Difference Between Remanufactured & Repaired Turbos

Melett parts used in quality remanufactured

Many people get confused as to the difference between remanufactured & repaired turbochargers, and can often think that they are the same thing. Here we look to identify the differences between remanufactured and repaired turbochargers, and why they are not the same.


To remanufacture means to return the turbo to being as close to new as possible. A remanufactured turbo is one that has been completely manufactured to the standard of an original new turbo. If the turbo has wearable components, those are automatically replaced.

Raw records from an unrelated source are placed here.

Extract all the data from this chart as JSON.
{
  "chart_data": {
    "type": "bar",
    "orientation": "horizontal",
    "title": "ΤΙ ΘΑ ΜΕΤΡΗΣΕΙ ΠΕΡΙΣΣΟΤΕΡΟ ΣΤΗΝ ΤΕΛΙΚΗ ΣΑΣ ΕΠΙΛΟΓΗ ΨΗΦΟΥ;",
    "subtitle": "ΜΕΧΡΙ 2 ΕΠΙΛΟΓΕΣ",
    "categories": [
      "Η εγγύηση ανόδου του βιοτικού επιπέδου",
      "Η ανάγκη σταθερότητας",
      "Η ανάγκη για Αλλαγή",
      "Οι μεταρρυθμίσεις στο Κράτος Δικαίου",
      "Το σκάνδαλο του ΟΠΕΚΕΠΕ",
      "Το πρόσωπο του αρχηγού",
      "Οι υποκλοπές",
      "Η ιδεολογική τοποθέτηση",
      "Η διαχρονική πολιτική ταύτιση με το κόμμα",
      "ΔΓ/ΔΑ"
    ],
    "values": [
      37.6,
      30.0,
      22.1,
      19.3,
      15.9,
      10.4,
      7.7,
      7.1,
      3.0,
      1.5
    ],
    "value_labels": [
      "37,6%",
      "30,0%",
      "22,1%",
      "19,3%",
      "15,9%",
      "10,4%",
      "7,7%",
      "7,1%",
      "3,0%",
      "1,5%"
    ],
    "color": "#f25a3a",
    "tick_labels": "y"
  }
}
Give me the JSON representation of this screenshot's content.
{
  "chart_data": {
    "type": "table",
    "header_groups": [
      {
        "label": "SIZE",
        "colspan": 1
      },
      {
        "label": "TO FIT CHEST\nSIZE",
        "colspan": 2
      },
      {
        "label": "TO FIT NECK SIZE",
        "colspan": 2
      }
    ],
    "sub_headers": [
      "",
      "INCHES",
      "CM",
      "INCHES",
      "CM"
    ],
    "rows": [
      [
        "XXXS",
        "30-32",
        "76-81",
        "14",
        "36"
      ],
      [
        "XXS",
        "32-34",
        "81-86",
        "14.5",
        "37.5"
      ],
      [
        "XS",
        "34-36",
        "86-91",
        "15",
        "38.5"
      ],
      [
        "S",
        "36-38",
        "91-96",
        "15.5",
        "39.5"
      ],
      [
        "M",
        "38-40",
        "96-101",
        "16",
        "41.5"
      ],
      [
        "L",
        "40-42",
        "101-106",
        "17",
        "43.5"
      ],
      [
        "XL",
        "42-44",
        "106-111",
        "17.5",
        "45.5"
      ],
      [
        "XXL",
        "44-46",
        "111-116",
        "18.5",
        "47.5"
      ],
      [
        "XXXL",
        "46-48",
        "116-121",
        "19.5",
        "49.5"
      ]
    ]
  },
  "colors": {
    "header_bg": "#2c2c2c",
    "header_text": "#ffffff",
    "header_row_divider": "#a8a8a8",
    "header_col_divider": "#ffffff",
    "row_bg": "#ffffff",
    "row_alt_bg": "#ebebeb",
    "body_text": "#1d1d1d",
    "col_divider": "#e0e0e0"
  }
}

All components are inspected against original equipment specifications for correct dimensional tolerances.

Replacement parts will be new or inspected used parts. If new, the parts should be made and tested to manufacturer specifications and original production standards. If used, the part should be inspected for any wear or other defects before it is used. Either way, the remanufactured turbo should meet OEM standards for tolerances, durability, and quality.

ACEA, APRA Europe, CLEPA and FIRM all use the same definition for a remanufactured part:

“A remanufactured part fulfils a function which is at least equivalent compared to the original part. It is restored from an existing part (core), using standardized industrial processes in line with specific technical specifications. A remanufactured part is given the same warranty as a new part and it clearly identifies the part as a remanufactured part and states the remanufacturer.”


To repair is to recondition a turbo by cleaning, inspecting, and replacing only the parts that are worn or broken. Serviceable parts are reused if they fit within the manufacturer’s acceptable wear limits. The quality of repaired components can vary and many only come with a limited warranty.

Before repair, all the turbo’s components within the unit are equally worn. After rebuilding, some of the turbo’s components could be new, some could have come from a different used unit, and some of the components will remain from the original turbo unit. Whilst the “used” components may still function properly and do not need replacing, they are still worn to some degree.

There may be other factors, invisible to the human eye, that can cause wear, such as heat stress and cracks. These can cause other problems with the part, resulting in premature failure.